Scaling Up the Response to Infectious Diseases: A Way Out of Poverty
The following summary is an excerpt
It is not enough to have condoms at hand. It is not enough to have widespread knowledge about HIV/AIDS and how to prevent it. The knowledge has to be applied.
Only half the job is done in tackling diseases of poverty if we rest once effective health interventions are made available on a massive scale through upgraded and greatly expanded health service systems. We may bring superb health interventions to the very doorstep of those affected, but it is only with the adoption and maintenance of related healthy behaviours that will we be able to contain the ravages of the major infectious diseases.
The foundation for having people adopt healthy behaviour is knowledge, once the required health services or products are within reasonable reach. The World Bank's World Development Report 1998/1999: "Knowledge for Develop-ment", drew particular attention to the importance of knowledge acquisition in reducing poverty. Yet 50 years of public health experience resoundingly point to the inadequacy of such an approach if it ends there. What is central to adopting healthy behaviour is the application of knowledge in the complicated context of culture, social norms, and a variety of social influences.

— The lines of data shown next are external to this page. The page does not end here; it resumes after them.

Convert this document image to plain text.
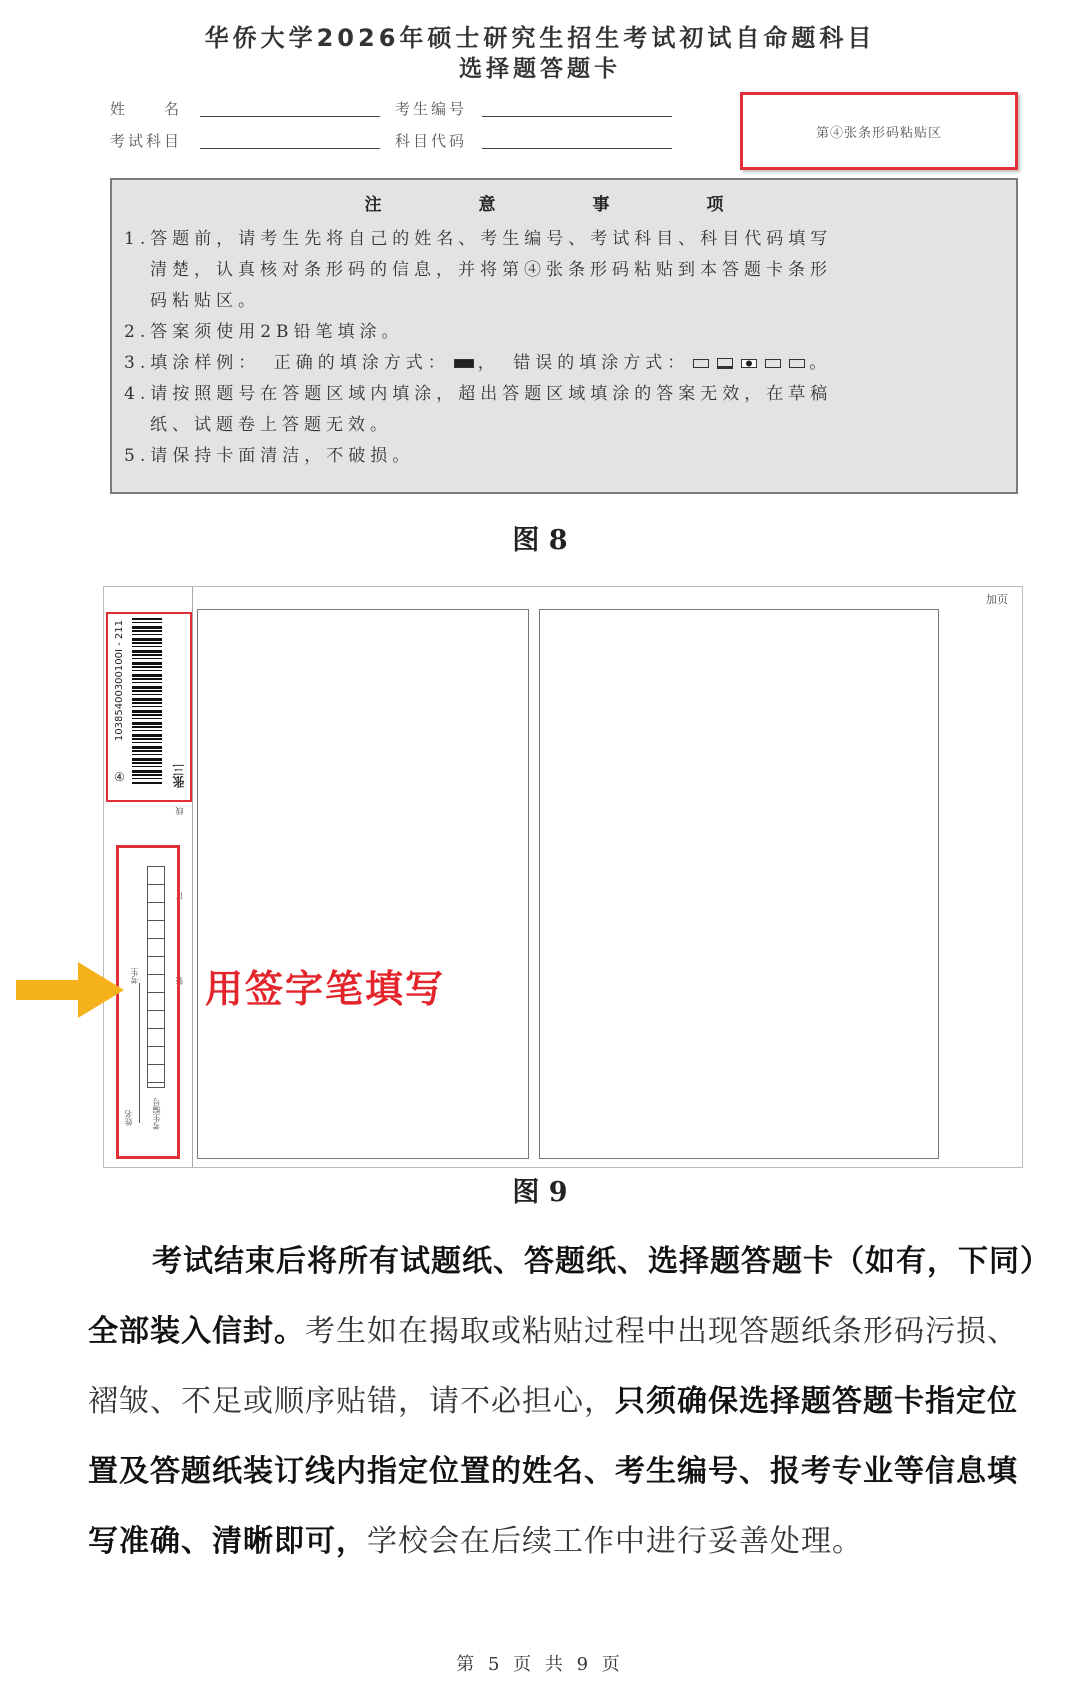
华侨大学2026年硕士研究生招生考试初试自命题科目
选择题答题卡
姓　　名	考生编号
考试科目	科目代码	第④张条形码粘贴区
注　意　事　项
1.答题前，请考生先将自己的姓名、考生编号、考试科目、科目代码填写
清楚，认真核对条形码的信息，并将第④张条形码粘贴到本答题卡条形
码粘贴区。
2.答案须使用2B铅笔填涂。
3.填涂样例：　正确的填涂方式： ，　错误的填涂方式：	。
4.请按照题号在答题区域内填涂，超出答题区域填涂的答案无效，在草稿
纸、试题卷上答题无效。
5.请保持卡面清洁，不破损。
图 8
加页
10385400300100I - 211
④	张三
线
订
装
考生
姓名 考生编号
用签字笔填写
图 9
考试结束后将所有试题纸、答题纸、选择题答题卡（如有，下同）
全部装入信封。考生如在揭取或粘贴过程中出现答题纸条形码污损、
褶皱、不足或顺序贴错，请不必担心，只须确保选择题答题卡指定位
置及答题纸装订线内指定位置的姓名、考生编号、报考专业等信息填
写准确、清晰即可，学校会在后续工作中进行妥善处理。
第 5 页 共 9 页
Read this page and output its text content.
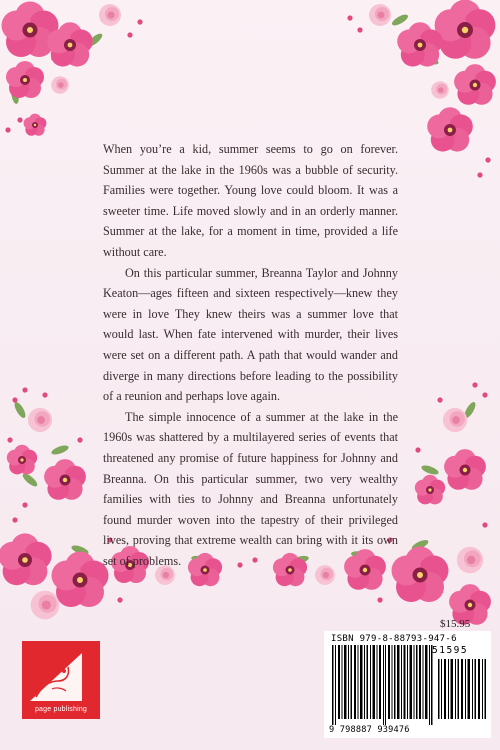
When you’re a kid, summer seems to go on forever. Summer at the lake in the 1960s was a bubble of security. Families were together. Young love could bloom. It was a sweeter time. Life moved slowly and in an orderly manner. Summer at the lake, for a moment in time, provided a life without care.

On this particular summer, Breanna Taylor and Johnny Keaton—ages fifteen and sixteen respectively—knew they were in love They knew theirs was a summer love that would last. When fate intervened with murder, their lives were set on a different path. A path that would wander and diverge in many directions before leading to the possibility of a reunion and perhaps love again.

The simple innocence of a summer at the lake in the 1960s was shattered by a multilayered series of events that threatened any promise of future happiness for Johnny and Breanna. On this particular summer, two very wealthy families with ties to Johnny and Breanna unfortunately found murder woven into the tapestry of their privileged lives, proving that extreme wealth can bring with it its own set of problems.

page publishing
$15.95
ISBN 979-8-88793-947-6
51595
9 798887 939476
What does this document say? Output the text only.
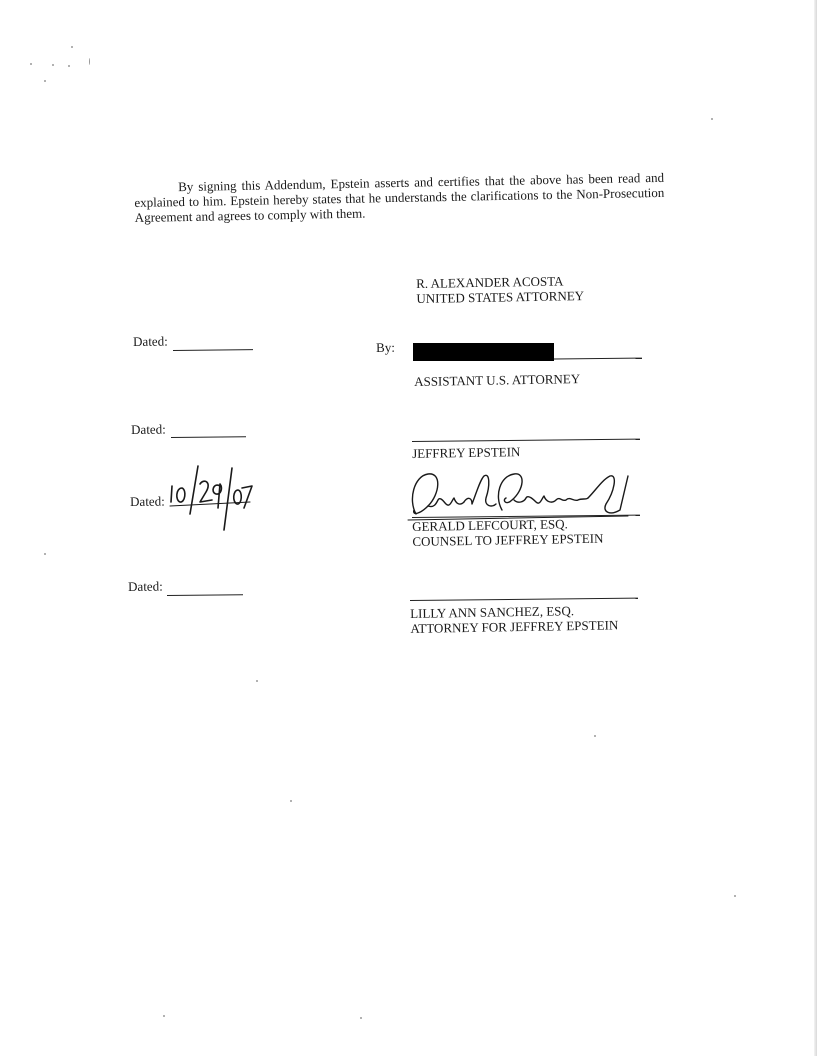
By signing this Addendum, Epstein asserts and certifies that the above has been read and explained to him. Epstein hereby states that he understands the clarifications to the Non-Prosecution Agreement and agrees to comply with them.
R. ALEXANDER ACOSTA
UNITED STATES ATTORNEY
Dated:	By:
ASSISTANT U.S. ATTORNEY
Dated:
JEFFREY EPSTEIN
Dated:
GERALD LEFCOURT, ESQ.
COUNSEL TO JEFFREY EPSTEIN
Dated:
LILLY ANN SANCHEZ, ESQ.
ATTORNEY FOR JEFFREY EPSTEIN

In reality, knowing what to do is quite different from doing it. The health field abounds with examples of how "knowledge" in itself fails to prompt desired behavioural results. Increased awareness and education about healthy behaviour have notoriously been insufficient bases for individual or family action, though they are essential steps in the process towards practising healthy behaviour. Regrettably, an informed and educated individual is not necessarily a behaviourally responsive individual. It is only with strategic, people-centred, behaviourally-focused social mobilization and communication that health interventions will move from the shelves to people's daily lives. This needs to be given the same devoted attention that the private-sector has bestowed on what it calls consumer communication.